Uranus And Neptune Might Have Deep Oceans, New Study Reveals

The interior makeup of our galaxy’s icy giants Uranus and Neptune has long been a cause for confusion among scientists. However, new findings from a study by Burkhard Militzer are now questioning previous beliefs about the makeup of our icy planets.

Details On The Possible Makeup Of Uranus and Neptune

Field readings collected from the NASA Voyager 2 back in the 1980s revealed that the icy giants both have disorganized magnetic fields. Following this reveal, various studies around the two planets have not been able to explain this phenomenon, up until the recently revealed findings from Militzer’s study.

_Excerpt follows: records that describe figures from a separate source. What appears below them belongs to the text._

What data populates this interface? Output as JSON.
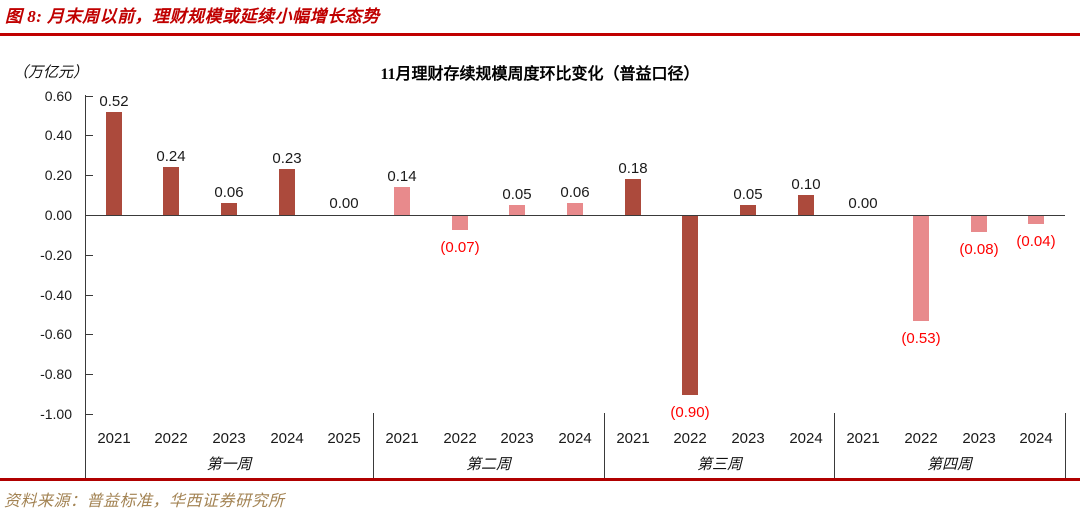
{
  "figure": {
    "title": "图 8:  月末周以前，理财规模或延续小幅增长态势",
    "source": "资料来源：普益标准，华西证券研究所"
  },
  "chart_data": {
    "type": "bar",
    "title": "11月理财存续规模周度环比变化（普益口径）",
    "unit_label": "（万亿元）",
    "ylim": [
      -1.0,
      0.6
    ],
    "ytick_step": 0.2,
    "yticks": [
      "0.60",
      "0.40",
      "0.20",
      "0.00",
      "-0.20",
      "-0.40",
      "-0.60",
      "-0.80",
      "-1.00"
    ],
    "grid": false,
    "legend": "none",
    "negative_label_format": "(abs) in red below bar",
    "groups": [
      {
        "label": "第一周",
        "bar_color": "#AC4A3C",
        "categories": [
          "2021",
          "2022",
          "2023",
          "2024",
          "2025"
        ],
        "values": [
          0.52,
          0.24,
          0.06,
          0.23,
          0.0
        ]
      },
      {
        "label": "第二周",
        "bar_color": "#E88A8C",
        "categories": [
          "2021",
          "2022",
          "2023",
          "2024"
        ],
        "values": [
          0.14,
          -0.07,
          0.05,
          0.06
        ]
      },
      {
        "label": "第三周",
        "bar_color": "#AC4A3C",
        "categories": [
          "2021",
          "2022",
          "2023",
          "2024"
        ],
        "values": [
          0.18,
          -0.9,
          0.05,
          0.1
        ]
      },
      {
        "label": "第四周",
        "bar_color": "#E88A8C",
        "categories": [
          "2021",
          "2022",
          "2023",
          "2024"
        ],
        "values": [
          0.0,
          -0.53,
          -0.08,
          -0.04
        ]
      }
    ]
  },
  "colors": {
    "accent_red": "#C00000",
    "dark_bar": "#AC4A3C",
    "pink_bar": "#E88A8C",
    "negative_label": "#FF0000",
    "source_text": "#A38353",
    "axis": "#3a3a3a"
  }
}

Burkhard Militzer is a professor of Earth and planetary science at the University of California, Berkeley, and his study into Uranus and Neptune’s disorderly magnetic field reveals something interesting. According to his study, both planets display traits of a principle known as immiscibility, which is the inability of substances to mix.

The study which Militzer kicked off about 10 years ago is finally able to shed some light on the icy giants. From his study, Militzer argues that elements present on icy planets like water (H₂O), methane (CH₄), and ammonia (NH₃) don’t mix.

Militizer says that on the icy planets, “the hydrogen-rich layer goes on top, and the heavier material stays below.” This results in the disorganized magnetic field readings from the NASA Voyager 2 about 40 years ago.

Under the 3000-mile thick atmosphere of Uranus is a 5000-mile layer of water-rich fluids which sits above a hydrocarbon-rich layer before reaching the planet’s rocky core. This is similar to the makeup of Neptune, except that its atmosphere is thinner, and its rocky core is larger than that of Uranus.

How Was This Finding Made?

To reach this conclusion on the makeup of Uranus and Neptune, Militizer put various computer models to use. The models simulate the conditions at pressures reaching 8000°F which is 3.4 million times Earth’s atmospheric pressure and temperature.

After expanding the simulation to 540 atoms from 100 atoms (used 10 years ago) Militizer was able to make some remarkable findings. With this expansion, Militizer said that after observing the model on a good day “the water had separated from the carbon and nitrogen.”

This spit reflected the behaviour of the icy planets in our solar system. With this finding, we get some insight into the odd magnetic fields of the icy giants.

While this finding sheds some light on Uranus and Neptune, there needs to be more work on the icy giants to help us better understand their formation. A space mission to one of the two icy planets will help support or contradict this finding from Militizer.